Posted September 23, 2020 by Jeff in Tunes

Posthumous Sharon Jones & the Dap Kings Album Shows Off ‘Bad-Ass’ Band’s Range

Sharon Jones & the Dap-Kings
Sharon Jones & the Dap-Kings

Singer Sharon Jones tragically passed away in 2016 from pancreatic cancer, but her legend lives on with both her recordings and the memories she left behind.

On Oct. 23, Daptone Records will release Just Dropped In (To See What Condition My Rendition Was In), a collection of previously unheard material by Jones and the Dap-Kings. The compilation includes five never-before-heard covers and other fan favorites that have been previously released in various formats, including lead single “Signed Sealed Delivered I’m Yours.”

These covers span acts ranging from Gladys Knight to Janet Jackson to Woody Guthrie. Over two decades, Sharon Jones & The Dap-Kings built a reputation as studio aces, and this album compiles some of their most popular, as well as completely unreleased, renditions.
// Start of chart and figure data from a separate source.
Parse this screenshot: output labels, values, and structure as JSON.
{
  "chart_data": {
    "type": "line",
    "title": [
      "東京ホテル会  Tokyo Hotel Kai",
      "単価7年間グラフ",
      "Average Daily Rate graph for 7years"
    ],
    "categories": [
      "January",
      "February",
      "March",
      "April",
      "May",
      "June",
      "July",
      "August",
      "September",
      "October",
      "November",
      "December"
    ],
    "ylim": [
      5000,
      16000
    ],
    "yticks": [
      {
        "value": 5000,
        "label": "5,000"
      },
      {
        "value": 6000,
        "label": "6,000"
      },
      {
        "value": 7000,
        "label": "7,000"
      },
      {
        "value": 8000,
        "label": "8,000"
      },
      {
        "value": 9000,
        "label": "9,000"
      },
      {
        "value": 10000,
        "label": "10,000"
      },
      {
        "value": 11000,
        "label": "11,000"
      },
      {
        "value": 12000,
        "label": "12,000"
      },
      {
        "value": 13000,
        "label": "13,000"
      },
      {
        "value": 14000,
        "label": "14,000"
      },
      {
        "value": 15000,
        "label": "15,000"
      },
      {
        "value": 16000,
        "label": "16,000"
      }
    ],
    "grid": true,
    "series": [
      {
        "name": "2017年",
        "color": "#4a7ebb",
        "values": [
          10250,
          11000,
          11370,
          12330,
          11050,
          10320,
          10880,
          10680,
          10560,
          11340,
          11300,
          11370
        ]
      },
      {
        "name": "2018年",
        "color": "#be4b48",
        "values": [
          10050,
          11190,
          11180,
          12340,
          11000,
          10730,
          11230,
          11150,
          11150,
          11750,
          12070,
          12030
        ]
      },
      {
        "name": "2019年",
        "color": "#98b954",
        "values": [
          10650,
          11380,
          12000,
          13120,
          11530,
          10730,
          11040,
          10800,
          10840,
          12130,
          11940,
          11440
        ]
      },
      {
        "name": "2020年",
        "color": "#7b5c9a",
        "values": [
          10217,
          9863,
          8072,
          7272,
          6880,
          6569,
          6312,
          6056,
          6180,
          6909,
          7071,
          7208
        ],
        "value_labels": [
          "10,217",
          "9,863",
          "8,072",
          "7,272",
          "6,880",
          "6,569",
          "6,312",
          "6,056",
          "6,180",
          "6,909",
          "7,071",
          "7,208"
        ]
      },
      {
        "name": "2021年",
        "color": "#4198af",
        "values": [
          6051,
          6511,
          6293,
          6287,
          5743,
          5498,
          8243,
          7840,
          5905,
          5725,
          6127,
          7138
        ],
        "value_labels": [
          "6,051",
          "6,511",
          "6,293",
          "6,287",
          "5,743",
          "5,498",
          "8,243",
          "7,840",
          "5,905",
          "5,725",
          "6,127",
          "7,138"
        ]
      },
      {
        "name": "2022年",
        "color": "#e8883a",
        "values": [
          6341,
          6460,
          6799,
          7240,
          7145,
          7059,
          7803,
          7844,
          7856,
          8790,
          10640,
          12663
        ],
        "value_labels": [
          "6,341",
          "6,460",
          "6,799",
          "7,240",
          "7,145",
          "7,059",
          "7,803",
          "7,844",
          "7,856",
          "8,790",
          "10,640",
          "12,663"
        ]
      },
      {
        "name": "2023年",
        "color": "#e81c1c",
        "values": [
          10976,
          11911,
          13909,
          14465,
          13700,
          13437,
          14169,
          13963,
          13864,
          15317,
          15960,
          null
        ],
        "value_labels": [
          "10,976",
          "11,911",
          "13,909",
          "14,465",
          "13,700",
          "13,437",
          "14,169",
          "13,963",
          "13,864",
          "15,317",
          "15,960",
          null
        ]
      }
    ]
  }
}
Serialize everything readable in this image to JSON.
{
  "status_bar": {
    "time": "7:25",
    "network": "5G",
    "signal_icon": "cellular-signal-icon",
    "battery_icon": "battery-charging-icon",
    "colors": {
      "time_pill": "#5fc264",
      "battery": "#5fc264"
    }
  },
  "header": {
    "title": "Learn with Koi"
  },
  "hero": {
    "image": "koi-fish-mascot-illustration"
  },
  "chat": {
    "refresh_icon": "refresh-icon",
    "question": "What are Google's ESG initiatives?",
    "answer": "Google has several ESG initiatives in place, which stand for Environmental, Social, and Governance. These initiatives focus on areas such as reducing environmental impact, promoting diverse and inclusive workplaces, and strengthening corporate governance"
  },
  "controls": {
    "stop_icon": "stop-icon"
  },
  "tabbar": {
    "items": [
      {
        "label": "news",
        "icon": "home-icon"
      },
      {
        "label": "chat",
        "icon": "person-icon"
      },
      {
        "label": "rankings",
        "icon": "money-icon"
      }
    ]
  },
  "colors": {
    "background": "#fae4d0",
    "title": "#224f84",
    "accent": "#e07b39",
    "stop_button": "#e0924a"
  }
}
Often, in an effort to save the expense of licensing an original master from a major label, a music supervisor may request a song be re-created as closely as possible. Such was the case when a well-known bank asked the band to cut Stevie Wonder’s classic, “Signed, Sealed, Delivered I’m Yours” for a TV commercial, or when Hank Shockley asked for the band’s take on Bad Medicine’s “Trespasser” for the American Gangster soundtrack.

Both “Rescue Me” and “In the Bush” were among the outtakes on the cutting room floor of The Wolf of Wall Street soundtrack, for which the band recorded several unused sides. “Just Dropped In (To See What Condition My Condition Was In)” was not just a remake of the Kenny Rogers’ First Edition hit, but more specifically a nod to Bettye Lavette’s 1968 version, and was notably the very first recording done at the Daptone House of Soul studio in 2002. Likewise, the band’s replay of Gladys Knight’s “Giving Up” was specifically requested but unused by a producer who was confident he needed it to sample for a beat on a Dr. Dre album.

“Little by Little,” “Inspiration Information,” “Here I Am Baby,” and “Take Me with U” were cut for tribute projects to Dusty Springfield, Shuggie Otis, the Marvelettes, and Prince, respectively.

There were also many covers over the years that the band cut of its own volition, starting with the complete re-invention of Janet Jackson’s “What Have You Done for Me Lately” on 2001’s Dap-Dippin’ with…. According to a press release about the collection, “Sharon’s heart-wrenching take on Bob Marley’s early Wailers ballad, ‘It Hurts to be Alone,’ is a tender nod to the soul that Jamaica borrowed from the States in the early ’60s.”

Though the band has mostly built its career on a prolific catalog of originals, these forays into other artists’ compositions “lay bare their gift for arrangement and the unmatched studio prowess that earned them their reputation as the Baddest Band in the Land.”